Previously, we solved this by introducing the rosboard client. Nonetheless, this required our local setup to have all ROS dependencies installed and involved a cumbersome setup. Fortunately, there is Foxglove, a great web-based alternative that allows excellent debugging and visualization of ROS systems, all by just needing a browser. They offer streaming of topics by running either rosbridge_suite or foxglove_websocket_protocol on the robots’ side. This was our first option when testing, but it consumed a lot of bandwidth and accumulated significant latency over time, which was unsuitable for our case.

As discussed in our previous post, although rosboard was not originally designed for streaming over the Internet, we have seen it overcome these bandwidth and latency problems by relying on a set of subsampling and compression techniques. It requires few dependencies and is easily installable.
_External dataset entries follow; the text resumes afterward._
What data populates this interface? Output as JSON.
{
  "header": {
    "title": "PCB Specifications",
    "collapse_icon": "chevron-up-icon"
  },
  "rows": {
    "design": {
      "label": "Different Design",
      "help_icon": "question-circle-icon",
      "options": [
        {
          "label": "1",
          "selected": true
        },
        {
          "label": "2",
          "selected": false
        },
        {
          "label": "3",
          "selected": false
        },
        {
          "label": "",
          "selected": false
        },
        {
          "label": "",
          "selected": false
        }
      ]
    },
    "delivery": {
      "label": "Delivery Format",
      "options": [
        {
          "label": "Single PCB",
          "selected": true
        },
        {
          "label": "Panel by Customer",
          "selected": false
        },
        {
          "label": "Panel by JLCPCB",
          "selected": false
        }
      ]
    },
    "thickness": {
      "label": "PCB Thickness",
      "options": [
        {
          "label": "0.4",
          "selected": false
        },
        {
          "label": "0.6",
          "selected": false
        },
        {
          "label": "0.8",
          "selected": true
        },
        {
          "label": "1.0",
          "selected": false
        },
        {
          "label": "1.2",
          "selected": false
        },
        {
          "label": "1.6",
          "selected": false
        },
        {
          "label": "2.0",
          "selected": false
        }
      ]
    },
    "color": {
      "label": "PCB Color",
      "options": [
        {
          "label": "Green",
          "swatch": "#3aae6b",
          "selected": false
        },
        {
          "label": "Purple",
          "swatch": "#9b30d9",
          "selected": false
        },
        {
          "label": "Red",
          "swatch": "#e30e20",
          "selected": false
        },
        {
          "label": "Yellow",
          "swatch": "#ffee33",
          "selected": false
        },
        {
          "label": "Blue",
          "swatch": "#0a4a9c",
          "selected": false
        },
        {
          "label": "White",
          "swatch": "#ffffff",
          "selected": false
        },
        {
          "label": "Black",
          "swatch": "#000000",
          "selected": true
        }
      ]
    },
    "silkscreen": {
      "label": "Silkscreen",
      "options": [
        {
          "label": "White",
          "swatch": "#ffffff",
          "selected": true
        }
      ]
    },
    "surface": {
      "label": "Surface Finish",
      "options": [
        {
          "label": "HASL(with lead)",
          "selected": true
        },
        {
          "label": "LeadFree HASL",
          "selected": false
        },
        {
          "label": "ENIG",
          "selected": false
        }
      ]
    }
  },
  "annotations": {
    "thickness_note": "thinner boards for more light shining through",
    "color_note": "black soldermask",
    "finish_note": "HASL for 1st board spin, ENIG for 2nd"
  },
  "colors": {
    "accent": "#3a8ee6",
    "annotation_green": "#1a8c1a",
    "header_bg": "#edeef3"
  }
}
The Kiwibot team wanted to have the excellent visualization capabilities of Foxglove while keeping the data transfer advantages of rosboard’s networking protocol. For that reason, we are releasing our Foxglove fork and rosboard fork that were modified to:

  • Add an additional connection type to Foxglove to allow connection to a rosboard server.
  • Make small modifications on rosboard’s side to communicate with the Foxglove client.
  • Add a button to rosboard’s original interface to redirect to Foxglove’s for instant connection.

You can play with the foxglove version using our docker image from dockerhub and our mentioned rosboard fork. Caveat: at the moment we only support ROS2 systems.

foxglove_rosboard-ezgif.com-optimize

Example of using ngrok to make the robot available to the internet and then connect to the robot using Foxglove to visualize cameras, costmaps, pointcloud and navigation information

Thanks to this new tool, we can simultaneously stream several costmaps, laserscans, RGB images, paths, and transforms in near real-time over a bandwidth-limited LTE cellular network and visualize them using Foxglove without any issues.

With ngrok, you can effortlessly make the server on your robot’s local network accessible over the internet as shown in the demo video.

Credits to @franyol and @charlielito who made this integration possible. Credits to @dheera for developing the rosboard server and all the foxglove team for the amazing visualization tool.

We are thrilled to receive feedback from the community!

Happy debugging!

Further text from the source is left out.